Sono almeno 168 le persone rimaste uccise nei combattimenti tra arabi e ‘non-arabi’ nella regione del Darfur, devastata dalla guerra in Sudan. Adam Regal, portavoce del Coordinamento Generale per i rifugiati e gli sfollati del territorio, ha affermato che le ostilità si sono manifestate per la prima volta giovedì con l’uccisione di due persone da parte di un assalitore sconosciuto a Kreinik, circa 30 km ad est di Genena, la capitale provinciale del Darfur occidentale.

Gli scontri hanno in seguito raggiunto la capitale, dove gruppi armati hanno attaccato i feriti mentre venivano curati nell’ospedale principale della città. Dinanzi a queste azioni disumane, è intervenuto il Comitato Internazionale della Croce Rossa, che ha chiesto alle autorità di garantire l’arrivo sicuro dei feriti negli ospedali.

Sei mesi dopo il colpo di stato, il Sudan ha promesso di continuare la lotta per la democrazia. Una brutale repressione militare ha sconvolto innumerevoli vite, ma non ha spezzato lo spirito del movimento nazionale per arrivare al processo di transizione democratica.

I membri dei comitati di resistenza, gruppi di quartiere che guidano le proteste attraverso il coordinamento di marce a livello nazionale, sostengono che questo annientamento ha solo indurito la loro opposizione al dominio militare, impegnandosi ad intensificare le proprie manifestazioni dopo il mese santo del Ramadan, che si concluderà la prossima settimana.

Tuttavia, le proteste potrebbero andare avanti anche nelle prossime settimane a causa della diffusa insicurezza alimentare.
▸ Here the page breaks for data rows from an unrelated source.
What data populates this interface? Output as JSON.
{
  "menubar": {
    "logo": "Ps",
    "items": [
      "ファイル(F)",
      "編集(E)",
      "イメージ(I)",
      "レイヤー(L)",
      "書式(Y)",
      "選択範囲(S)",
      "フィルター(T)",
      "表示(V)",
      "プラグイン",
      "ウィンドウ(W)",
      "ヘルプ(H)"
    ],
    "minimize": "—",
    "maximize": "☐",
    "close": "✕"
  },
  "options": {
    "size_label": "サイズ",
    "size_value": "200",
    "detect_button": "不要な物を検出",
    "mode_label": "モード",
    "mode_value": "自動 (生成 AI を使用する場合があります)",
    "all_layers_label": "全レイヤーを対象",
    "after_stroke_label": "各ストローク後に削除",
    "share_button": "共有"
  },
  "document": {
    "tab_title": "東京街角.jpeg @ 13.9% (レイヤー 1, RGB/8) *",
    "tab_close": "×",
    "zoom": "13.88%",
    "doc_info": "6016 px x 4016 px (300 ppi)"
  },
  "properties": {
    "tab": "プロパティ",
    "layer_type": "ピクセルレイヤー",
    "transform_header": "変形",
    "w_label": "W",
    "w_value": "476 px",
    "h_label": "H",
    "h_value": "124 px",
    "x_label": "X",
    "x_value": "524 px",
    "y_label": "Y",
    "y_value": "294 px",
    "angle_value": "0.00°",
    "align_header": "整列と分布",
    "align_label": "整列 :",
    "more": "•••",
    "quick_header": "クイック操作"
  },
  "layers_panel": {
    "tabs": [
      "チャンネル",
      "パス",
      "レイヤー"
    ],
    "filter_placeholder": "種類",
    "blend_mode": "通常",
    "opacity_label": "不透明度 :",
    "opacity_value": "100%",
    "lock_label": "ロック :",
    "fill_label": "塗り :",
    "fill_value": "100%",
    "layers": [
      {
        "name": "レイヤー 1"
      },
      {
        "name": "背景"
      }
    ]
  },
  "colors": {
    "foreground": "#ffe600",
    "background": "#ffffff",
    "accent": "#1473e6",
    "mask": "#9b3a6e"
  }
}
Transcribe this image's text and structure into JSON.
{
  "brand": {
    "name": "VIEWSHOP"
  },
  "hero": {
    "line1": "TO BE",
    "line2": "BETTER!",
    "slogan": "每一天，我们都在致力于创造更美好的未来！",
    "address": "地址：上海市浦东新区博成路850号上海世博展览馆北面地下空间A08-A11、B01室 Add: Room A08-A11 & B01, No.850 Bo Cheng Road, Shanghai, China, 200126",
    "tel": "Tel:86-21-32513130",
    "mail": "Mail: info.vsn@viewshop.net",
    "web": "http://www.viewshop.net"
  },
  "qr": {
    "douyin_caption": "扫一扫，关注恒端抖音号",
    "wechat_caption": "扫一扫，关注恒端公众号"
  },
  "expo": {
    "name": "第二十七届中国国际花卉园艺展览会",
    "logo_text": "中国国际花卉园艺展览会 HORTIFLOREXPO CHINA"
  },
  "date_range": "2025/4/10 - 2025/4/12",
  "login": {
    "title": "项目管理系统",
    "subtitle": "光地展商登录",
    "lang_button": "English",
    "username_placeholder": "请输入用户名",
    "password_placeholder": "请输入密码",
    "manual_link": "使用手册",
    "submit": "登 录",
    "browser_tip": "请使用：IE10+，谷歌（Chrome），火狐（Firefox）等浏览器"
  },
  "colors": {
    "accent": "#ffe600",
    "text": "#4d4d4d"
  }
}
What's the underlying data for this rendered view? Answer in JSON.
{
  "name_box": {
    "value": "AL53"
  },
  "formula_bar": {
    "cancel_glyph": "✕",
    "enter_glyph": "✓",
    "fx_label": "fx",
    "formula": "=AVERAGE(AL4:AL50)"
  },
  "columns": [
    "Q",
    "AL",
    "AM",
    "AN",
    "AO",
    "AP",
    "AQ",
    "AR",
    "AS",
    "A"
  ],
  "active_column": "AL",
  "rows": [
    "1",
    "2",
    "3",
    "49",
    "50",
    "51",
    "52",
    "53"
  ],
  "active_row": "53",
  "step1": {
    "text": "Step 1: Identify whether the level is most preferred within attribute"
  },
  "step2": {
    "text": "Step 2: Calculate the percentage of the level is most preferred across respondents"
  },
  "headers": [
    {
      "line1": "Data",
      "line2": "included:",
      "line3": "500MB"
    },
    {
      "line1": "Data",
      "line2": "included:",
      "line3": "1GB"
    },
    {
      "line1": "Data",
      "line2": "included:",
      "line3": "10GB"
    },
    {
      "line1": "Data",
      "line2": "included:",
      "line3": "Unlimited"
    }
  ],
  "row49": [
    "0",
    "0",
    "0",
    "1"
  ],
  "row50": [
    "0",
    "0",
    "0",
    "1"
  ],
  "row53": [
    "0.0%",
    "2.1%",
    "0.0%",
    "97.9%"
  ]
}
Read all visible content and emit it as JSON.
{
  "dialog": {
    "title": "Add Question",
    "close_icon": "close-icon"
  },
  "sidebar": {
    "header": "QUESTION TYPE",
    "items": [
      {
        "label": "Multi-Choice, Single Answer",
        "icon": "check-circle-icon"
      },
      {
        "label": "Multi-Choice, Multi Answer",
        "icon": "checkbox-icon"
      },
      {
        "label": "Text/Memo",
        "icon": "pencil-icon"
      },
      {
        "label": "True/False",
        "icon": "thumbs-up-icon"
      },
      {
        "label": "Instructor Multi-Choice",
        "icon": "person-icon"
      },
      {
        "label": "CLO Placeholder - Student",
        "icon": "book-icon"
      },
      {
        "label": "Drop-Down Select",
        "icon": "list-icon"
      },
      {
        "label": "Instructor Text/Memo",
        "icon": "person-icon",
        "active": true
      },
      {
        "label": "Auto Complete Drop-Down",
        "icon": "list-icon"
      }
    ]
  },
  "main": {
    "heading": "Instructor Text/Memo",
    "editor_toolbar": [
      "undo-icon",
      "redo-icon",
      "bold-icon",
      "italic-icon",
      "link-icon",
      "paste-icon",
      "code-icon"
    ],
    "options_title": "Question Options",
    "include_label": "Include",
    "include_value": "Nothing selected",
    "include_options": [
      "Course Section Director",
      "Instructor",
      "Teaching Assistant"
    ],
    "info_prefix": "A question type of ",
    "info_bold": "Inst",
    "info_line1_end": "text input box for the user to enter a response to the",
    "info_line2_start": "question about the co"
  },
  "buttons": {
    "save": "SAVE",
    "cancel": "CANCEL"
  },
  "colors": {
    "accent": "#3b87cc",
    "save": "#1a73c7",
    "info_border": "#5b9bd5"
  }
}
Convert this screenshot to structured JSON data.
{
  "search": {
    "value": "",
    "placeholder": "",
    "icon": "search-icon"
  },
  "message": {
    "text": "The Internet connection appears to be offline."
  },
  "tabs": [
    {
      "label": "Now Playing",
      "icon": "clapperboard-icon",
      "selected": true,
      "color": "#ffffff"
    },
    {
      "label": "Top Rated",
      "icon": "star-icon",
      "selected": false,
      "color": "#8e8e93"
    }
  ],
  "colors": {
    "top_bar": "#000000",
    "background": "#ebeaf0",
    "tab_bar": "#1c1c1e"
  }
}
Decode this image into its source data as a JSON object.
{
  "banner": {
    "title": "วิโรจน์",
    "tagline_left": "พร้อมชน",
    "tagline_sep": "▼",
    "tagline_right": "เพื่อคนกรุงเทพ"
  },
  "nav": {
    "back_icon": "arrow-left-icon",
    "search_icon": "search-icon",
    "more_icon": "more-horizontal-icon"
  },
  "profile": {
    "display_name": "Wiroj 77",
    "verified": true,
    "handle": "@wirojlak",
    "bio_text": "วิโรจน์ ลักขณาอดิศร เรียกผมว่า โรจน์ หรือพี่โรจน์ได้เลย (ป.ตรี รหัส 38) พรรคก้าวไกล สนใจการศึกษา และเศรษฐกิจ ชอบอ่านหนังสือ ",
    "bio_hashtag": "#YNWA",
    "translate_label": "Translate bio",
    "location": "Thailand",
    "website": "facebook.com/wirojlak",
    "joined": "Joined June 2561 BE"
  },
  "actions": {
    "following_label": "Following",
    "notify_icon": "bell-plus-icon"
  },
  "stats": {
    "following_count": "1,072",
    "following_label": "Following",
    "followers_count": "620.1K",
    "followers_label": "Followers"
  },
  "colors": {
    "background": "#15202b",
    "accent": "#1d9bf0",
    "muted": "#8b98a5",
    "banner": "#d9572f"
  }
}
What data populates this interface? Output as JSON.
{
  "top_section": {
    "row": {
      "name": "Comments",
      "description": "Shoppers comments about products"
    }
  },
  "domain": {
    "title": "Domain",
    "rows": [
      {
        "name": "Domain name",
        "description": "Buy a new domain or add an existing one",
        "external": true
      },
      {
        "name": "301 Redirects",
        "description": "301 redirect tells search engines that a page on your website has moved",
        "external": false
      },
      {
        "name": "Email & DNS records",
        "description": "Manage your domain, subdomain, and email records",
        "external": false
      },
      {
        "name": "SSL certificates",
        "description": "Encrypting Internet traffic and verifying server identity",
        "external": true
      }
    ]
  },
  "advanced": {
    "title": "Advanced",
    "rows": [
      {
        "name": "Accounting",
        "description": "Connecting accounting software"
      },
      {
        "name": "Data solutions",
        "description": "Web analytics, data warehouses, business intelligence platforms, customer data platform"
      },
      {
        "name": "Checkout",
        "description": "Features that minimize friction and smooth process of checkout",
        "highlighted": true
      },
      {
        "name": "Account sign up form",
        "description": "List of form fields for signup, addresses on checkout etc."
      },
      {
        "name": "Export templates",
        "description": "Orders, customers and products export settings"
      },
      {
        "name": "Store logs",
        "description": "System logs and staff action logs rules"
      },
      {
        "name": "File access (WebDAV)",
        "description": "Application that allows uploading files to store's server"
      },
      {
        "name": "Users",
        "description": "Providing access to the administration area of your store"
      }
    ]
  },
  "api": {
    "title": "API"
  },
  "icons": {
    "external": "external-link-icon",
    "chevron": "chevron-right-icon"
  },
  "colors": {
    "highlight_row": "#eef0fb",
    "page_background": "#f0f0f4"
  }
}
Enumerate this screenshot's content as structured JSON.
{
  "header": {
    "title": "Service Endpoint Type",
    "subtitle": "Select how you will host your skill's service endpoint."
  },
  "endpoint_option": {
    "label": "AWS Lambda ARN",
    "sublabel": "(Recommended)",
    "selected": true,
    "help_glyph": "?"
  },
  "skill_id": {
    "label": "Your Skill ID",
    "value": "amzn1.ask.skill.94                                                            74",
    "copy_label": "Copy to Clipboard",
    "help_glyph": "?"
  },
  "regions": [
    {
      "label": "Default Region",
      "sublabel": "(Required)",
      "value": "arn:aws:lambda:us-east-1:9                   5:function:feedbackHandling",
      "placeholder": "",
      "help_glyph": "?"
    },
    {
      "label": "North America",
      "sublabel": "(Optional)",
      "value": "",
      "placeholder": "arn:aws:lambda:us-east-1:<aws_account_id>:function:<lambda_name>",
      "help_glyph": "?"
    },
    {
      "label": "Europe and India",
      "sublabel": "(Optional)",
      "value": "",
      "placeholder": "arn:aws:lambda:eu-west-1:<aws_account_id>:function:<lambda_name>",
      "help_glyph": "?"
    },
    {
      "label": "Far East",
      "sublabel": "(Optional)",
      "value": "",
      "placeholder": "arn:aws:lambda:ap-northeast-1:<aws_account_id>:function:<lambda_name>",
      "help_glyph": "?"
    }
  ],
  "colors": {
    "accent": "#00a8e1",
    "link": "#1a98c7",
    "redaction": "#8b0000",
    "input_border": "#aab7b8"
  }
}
Secondo il Programma Alimentare Mondiale (WFP), circa la metà della popolazione del Sudan, 20 milioni di persone, quest’anno potrebbe soffrire la fame.

La crisi alimentare è il risultato diretto del colpo di stato militare, che ha spinto i donatori occidentali a sospendere miliardi di dollari in riduzione del debito e aiuti allo sviluppo; per il governo, quindi, è divenuto quasi impossibile poter accedere alle importazioni di grano.

Come la storia insegna, ‘la questione del grano’ potrebbe innescare proteste assai più ampie. Ciò che appare chiaro, ad oggi, è che il regime non ha alcun piano per salvare l’economia. L’unico obiettivo realmente perseguito dalle autorità sembra quello di ristabilire qualche coalizione civile per riavviare i finanziamenti internazionali.